"Ich rauche kein Gras"

Eigentlich war Kirsten Dunst nur als Zeugin in dem Prozess gegen einen Dieb geladen - doch der Hollywood-Star hatte plötzlich selbst Erklärungsbedarf: Dunst musste sich öffentlich gegen die Vorwürfe wehren, sie rauche Marihuana ...

Wenn ein Promi vor Gericht erscheint, dann sorgt das immer für einen ordentlichen Medienrummel – selbst dann, wenn der betreffende Star gar nicht auf der Anklagebank sitzt. Bei Kirsten Dunst (oben beim Verlassen des Gerichtsgebäudes, Anm.) war das nun der Fall, doch bekamen die Journalisten diesmal mehr geboten, als sie wohl erwartet hatten, denn auf einmal war die 28-Jährige selbst im Kreuzfeuer.

Auf der Anklagebank des New Yorker Gerichts saßen eigentlich eine zwielichtige Gestalt namens James Jimenez, der gemeinsam mit einem gewissen Jarrod Beinerman beschuldigt wird, im August 2007 in die Hotel-Suite von Kirsten Dunst eingebrochen zu sein und die Handtasche der Schauspielerin gestohlen zu haben. Beinerman, ein verurteilter Dorgendealer, hatte sich bereits in einer früheren Verhandlung schuldig bekannt; Jimenez bestritt den Einbruch jedoch und gab an, er und sein Komplize seien in die Suite eingeladen worden, da Dunst Marihuana kaufen wollte.

Schöne eingerauchte Welt?

Und so kam es, dass Kirsten Dunst zu ihrem vermeintlichen Drogenkonsum im Zeugenstand befragt wurde. Auf die Frage, ob sie Gras rauche, antwortete sie knapp: “Das tue ich nicht.” Allerdings gab sie an, zu wissen, dass ihre damalige persönliche Assistentin Marihuana konsumierte. Der Anwalt des Angeklagten wollte zudem wissen, ob Dunst einst tatsächlich die Aussage getätigt habe, die Welt wäre besser, wenn “jeder sich einrauchen würde”. Der Richter ließ die Frage aber nicht zu – Dunst musste nicht antworten.

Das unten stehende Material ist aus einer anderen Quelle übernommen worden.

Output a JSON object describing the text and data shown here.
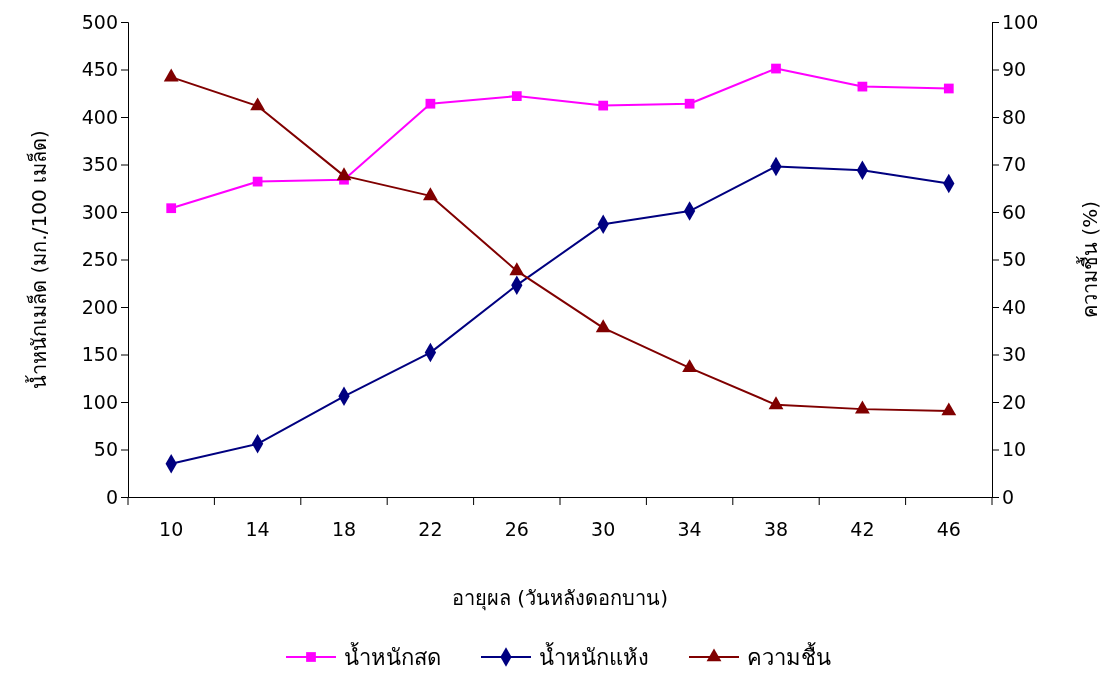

Damit war der Auftritt des Hollywood-Stars im Gericht auch schon vorbei. Im Gegensatz zu ersten Verhandlung gegen Jimenez im September des Vorjahres, bei der die Geschworenen zu keinem Urteil gekommen waren, blieb Kirsten Dunst diesmal ernst. Damals hatte die Schauspielerin nämlich für Verwunderung gesorgt, als sie zuerst den Richter mit einem flappsigen “Hi, wie geht’s?” begrüßte und dann kichernd und fahrig ihre Aussage machte. Kein Wunder, dass damals sofort gemunkelt wurde, Dunst sei betrunken oder/und Drogen gewesen; 2008 hatte die damals 26-Jährige freiwillig in einer Reha-Klinik eingecheckt, die sie jedoch offiziell als Therapie gegen ihre Depressionen aufsuchte.